Hotel Veritas, Cambridge, MA. Harvard Square has so much to offer—real bookshops, chocolatiers, and lots and lots of passers-by who go to Harvard. One might want a drink, and some good food, for strength. The Simple Truth Lounge at Hotel Veritas fortifies with cheeses and charcuterie from local farms and liquors from boutique distilleries. Foodie Bonus: Celebrate repeal and order an old fashioned made with bourbon from Berkshire Mountain Distillers, the Berkshire’s first legal distillery since prohibition.

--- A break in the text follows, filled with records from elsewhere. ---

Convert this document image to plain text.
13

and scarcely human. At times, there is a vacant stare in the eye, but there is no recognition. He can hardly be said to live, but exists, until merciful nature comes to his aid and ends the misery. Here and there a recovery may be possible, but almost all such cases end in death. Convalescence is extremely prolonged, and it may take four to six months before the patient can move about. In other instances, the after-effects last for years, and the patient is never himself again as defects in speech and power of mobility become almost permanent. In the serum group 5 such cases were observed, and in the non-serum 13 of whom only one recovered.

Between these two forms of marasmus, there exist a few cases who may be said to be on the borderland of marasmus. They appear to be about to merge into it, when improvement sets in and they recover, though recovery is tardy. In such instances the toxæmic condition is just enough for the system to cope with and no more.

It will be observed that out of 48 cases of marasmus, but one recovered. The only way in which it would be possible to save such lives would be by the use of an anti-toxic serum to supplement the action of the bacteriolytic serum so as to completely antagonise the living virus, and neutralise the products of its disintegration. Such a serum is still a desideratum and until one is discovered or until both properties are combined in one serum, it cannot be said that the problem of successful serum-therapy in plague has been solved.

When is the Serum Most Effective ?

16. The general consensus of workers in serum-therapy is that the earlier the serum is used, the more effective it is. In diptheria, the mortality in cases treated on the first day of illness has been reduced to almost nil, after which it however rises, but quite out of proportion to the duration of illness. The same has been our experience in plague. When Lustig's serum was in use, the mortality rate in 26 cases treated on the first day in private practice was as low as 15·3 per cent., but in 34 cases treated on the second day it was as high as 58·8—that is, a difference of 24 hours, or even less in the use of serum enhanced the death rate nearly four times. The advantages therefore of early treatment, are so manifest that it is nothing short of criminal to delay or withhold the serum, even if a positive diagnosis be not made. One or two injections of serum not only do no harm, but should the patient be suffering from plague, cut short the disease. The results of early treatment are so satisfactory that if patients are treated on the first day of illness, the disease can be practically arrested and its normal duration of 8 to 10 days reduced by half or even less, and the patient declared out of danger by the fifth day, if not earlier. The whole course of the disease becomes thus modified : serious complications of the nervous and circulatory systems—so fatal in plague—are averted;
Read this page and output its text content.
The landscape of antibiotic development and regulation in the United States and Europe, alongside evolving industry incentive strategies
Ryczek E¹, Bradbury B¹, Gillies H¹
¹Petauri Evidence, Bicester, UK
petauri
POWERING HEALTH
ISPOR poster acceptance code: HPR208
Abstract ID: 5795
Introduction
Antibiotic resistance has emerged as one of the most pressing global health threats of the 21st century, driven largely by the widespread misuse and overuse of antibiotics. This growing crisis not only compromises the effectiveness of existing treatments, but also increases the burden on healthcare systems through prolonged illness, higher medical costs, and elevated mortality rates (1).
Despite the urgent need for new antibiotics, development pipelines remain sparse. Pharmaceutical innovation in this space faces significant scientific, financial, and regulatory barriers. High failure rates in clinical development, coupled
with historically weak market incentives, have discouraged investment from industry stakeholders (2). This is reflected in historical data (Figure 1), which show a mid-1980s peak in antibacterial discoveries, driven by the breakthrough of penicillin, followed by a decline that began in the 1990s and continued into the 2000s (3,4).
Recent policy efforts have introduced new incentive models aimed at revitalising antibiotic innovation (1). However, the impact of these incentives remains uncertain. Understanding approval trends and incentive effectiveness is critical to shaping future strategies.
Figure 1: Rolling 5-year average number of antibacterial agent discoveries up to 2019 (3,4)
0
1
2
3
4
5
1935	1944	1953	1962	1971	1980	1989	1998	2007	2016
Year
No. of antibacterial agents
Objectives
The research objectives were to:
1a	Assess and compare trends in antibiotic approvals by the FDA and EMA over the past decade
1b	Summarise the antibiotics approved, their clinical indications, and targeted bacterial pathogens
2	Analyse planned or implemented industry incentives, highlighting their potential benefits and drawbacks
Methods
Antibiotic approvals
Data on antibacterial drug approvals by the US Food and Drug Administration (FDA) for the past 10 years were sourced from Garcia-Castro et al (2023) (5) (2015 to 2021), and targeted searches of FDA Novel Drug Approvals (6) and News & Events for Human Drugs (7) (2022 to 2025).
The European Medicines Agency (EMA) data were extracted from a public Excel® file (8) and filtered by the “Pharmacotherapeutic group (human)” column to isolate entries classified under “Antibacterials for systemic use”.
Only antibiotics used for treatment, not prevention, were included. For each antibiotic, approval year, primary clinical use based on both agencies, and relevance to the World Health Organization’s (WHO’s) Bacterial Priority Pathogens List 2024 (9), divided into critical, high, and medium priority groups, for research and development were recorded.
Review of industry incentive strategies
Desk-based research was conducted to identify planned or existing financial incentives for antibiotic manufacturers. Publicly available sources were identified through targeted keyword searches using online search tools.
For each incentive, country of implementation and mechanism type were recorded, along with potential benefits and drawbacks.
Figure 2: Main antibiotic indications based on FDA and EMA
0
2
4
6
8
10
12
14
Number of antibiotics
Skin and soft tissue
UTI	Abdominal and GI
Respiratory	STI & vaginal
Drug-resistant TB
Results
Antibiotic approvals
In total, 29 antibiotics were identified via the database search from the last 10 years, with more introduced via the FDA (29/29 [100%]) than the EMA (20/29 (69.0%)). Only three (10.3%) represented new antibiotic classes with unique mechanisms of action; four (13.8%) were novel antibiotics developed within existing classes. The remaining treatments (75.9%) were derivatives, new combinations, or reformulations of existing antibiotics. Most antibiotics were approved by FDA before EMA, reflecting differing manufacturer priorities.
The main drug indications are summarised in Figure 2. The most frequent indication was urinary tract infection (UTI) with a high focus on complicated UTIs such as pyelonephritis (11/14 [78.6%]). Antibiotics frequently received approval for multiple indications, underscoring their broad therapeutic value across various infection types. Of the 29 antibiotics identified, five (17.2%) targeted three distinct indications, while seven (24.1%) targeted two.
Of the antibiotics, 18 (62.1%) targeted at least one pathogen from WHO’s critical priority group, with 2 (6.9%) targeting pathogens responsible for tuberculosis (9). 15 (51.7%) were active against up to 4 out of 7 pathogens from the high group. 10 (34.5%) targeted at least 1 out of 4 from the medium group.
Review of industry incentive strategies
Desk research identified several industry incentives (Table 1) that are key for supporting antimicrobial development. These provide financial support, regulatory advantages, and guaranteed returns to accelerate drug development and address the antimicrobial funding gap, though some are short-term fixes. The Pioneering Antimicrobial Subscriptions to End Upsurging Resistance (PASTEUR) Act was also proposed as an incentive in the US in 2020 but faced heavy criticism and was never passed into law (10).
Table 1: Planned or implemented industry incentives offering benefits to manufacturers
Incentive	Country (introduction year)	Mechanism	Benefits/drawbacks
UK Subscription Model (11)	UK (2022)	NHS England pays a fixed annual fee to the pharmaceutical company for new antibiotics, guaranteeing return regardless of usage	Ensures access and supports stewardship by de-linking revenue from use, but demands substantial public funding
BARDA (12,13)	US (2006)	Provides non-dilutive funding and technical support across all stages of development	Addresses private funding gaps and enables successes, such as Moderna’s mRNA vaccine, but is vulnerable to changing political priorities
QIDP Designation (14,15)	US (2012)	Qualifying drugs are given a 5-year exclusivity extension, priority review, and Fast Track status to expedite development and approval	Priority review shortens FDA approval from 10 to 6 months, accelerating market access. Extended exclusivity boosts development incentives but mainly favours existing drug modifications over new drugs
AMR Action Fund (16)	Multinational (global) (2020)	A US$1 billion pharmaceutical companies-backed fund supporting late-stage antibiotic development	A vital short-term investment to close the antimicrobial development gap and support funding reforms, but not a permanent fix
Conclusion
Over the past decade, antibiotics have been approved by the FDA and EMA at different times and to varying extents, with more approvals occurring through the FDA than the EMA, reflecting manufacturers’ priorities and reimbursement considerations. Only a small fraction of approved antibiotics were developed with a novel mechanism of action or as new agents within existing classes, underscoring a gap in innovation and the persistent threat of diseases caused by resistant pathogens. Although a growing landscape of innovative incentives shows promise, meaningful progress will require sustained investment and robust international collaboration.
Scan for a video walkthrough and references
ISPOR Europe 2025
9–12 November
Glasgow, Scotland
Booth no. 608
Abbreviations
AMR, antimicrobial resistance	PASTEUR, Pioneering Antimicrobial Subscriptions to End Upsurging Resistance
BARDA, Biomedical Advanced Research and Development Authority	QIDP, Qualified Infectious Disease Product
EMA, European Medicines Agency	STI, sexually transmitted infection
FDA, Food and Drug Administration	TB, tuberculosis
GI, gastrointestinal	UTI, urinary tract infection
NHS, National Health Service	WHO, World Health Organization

Hotel 43, Boise ID. Chandlers is everything we want in a steakhouse: deep leather booths, Kumomoto oysters flown in daily, great steak, and a hint of machismo in the air—ask Rex Chandler about the time he waited on John Wayne. It’s an optimal spot for entertaining clients or a “my goodness, that was a long day” after-work treat for yourself. Foodie Bonus: The wine list includes hard-to-find Idaho wines, and the ten-minute martini is so good it inspires lyric prose: “The gin and vermouth are there but no longer there”.
Tower 23, San Diego CA. Beach dining at its best, JRDN serves tasty west coast fare against a living backdrop of rollerbladers on Pacific Beach boardwalk, ocean waves, sunset, and surfers coming in from their evening paddles. Dig into a Pacific stone crab claw with aioli, pair with the house margarita and ocean air. Foodie Bonus: All the seafood is from sustainable sources.
The Essex Resort & Spa, Essex VT. We know people who would eat Junction’s mushroom ravioli in black truffle sauce for lunch and dinner, if they weren’t watching their waistlines. But the restaurant is only half the story: the Cook Academy offers classes in pasta making for families (translation: tiny hands in flour and eggs, and no clean up for you!), Vermont wine and chocolate tours, and Saturday night bonfires with s’mores. Foodie Bonus: Say hi to the chickens on the back lawn: they supplied your eggs for breakfast.